Non Fungible Token auf dem Kunstmarkt: Was die Käufer an der Kryptokunst fasziniert

Im Crypto Kiosk bei Nagel Draxler treffen NFTs auf Dada-Kunst.
London. Vor kurzem kündigte Wikipedia an, dass es Beeples „Everydays: The First 5000 Days“ und Pak’s „Merge“ nicht in die Kategorie der teuersten verkauften Kunstwerke von lebenden Künstlern aufnehmen wird, da es sich nicht um Kunst handele. Trotz der Tatsache, dass Beeples Werk von Christie’s für 69,3 Millionen Dollar versteigert wurde.
Hat diese Frage zum einen philosophische Dimensionen, ist sie zum anderen brisant: Machen doch vor allem Auktionshäuser viel Geld mit der Vernetzung von Non Fugible Tokens (NFTs), Blockchain gespeicherten Digitalwerken, mit dem Kunstmarkt. Nicht zuletzt ist die NFT-Szene in Aufruhr, kämpft sie doch um ihre Wahrnehmung und Anerkennung in der realen Welt.
Aus der vor allem auf Twitter ausgetragenen Debatte um die Kunstwürdigkeit von NFTs ergeben sich zwei grundsätzliche Fragen: Wo steckt die Kunst im NFT? Und was für ein Markt entwickelt sich aus dieser neuen Technologie? Beide Fragen sind schwierig zu beantworten, aber Marktakteure wie auch Künstler nehmen indirekt dazu Stellung.
Die Galerie Nagel Draxler betreibt seit Sommer letzten Jahres einen Crypto Kiosk in Berlin. In dessen realen Räumen zeigt der amerikanische Künstler, Kritiker und Kurator Kenny Schachter zurzeit eine Soloausstellung unter dem Titel „Metadada“. In einer mit Absicht verwirrenden Raumkonfiguration sieht man Videos, Grafik, Fotografien und Gemälde des Künstlers, die alle ihre NFT-Äquivalente haben und also solche verkauft werden. Muss man dafür auf die 100 Jahre alte Form des Dada zurückgreifen?
Zumindest Schachter ist mit dem NFT-Hype äußerst zufrieden. Ein einer Onlinediskussion berichtet er begeistert von den ganz verschiedenen Menschen, die er auf der Ausstellungseröffnung traf und dem Teamgeist, den es in dieser Szene gibt. „Wir hatten Leute aus der Technologiebranche, aus der Kunst, den Wissenschaften.

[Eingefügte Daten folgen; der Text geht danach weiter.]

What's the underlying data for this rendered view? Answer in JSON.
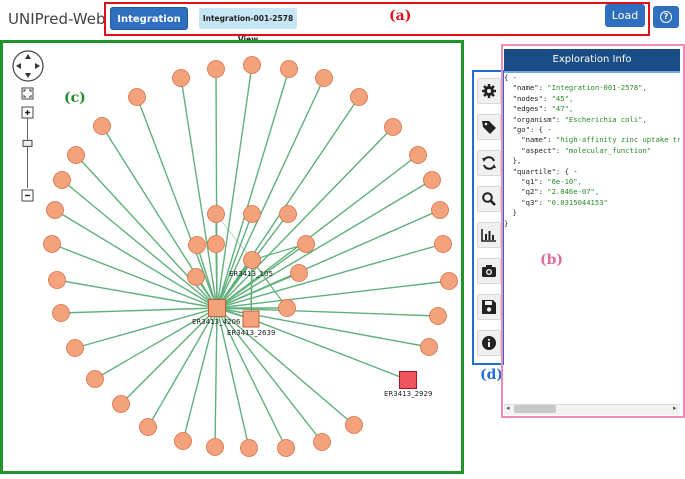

Es war eine großartige Mischung, wo sonst nur ein paar Leute aus der Kunstwelt kommen.“
Die ungefilterte Begeisterung Schachters dürfte gekoppelt sein mit der Tatsache, dass er mit seinen Aktivitäten Geld verdient. Er gab bekannt, dass er sich gerade eine Wohnung in New York kaufen konnte.
Nicht nur bei Kenny Schachter steht der finanzielle Aspekt im Vordergrund. Auch Julian Lennon, Sohn des legendären Musikers John Lennon, will mit neuen NFT-Zertifikaten von Kleidern, Briefen und Gitarren seines Vaters Kasse machen.

So gemütlich kann man mit einem NFT über dem Sofa wohnen.
In der Auktion „Lennon Connection: The NFT Collection“ bei Julien‘s Auctions in Partnerschaft mit Yellow Heart kommen am 7. Februar in Beverly Hills digitale Objektabbildungen und Tonaufnahmen der prominenten Familie zum Verkauf. Die Schätzungen liegen zwischen 6.000 und 70.000 Dollar. Bei Redaktionsschluss gab es schon auf allen Losen Gebote.
Kein Zugang zu den originalen Objekten
Wichtig ist hier zu betonen, dass die Käufer keinen Zugang zu den originalen Objekten erhalten. „Diese NFT-Angebote sind eine einzigartige und nicht austauschbare Dateneinheit auf einer Blockchain. Jedes Stück ist eine Auflage von 1 von 1. Die Auktion gibt Sammlern die Chance, an der sich neu entwickelnden Lennon Connection NFT-Gemeinschaft, die mit Julien Lennon geteilt wird, der das einzig reale Gegenstück besitzt, teilzunehmen“, stellt der Versteigerer klar.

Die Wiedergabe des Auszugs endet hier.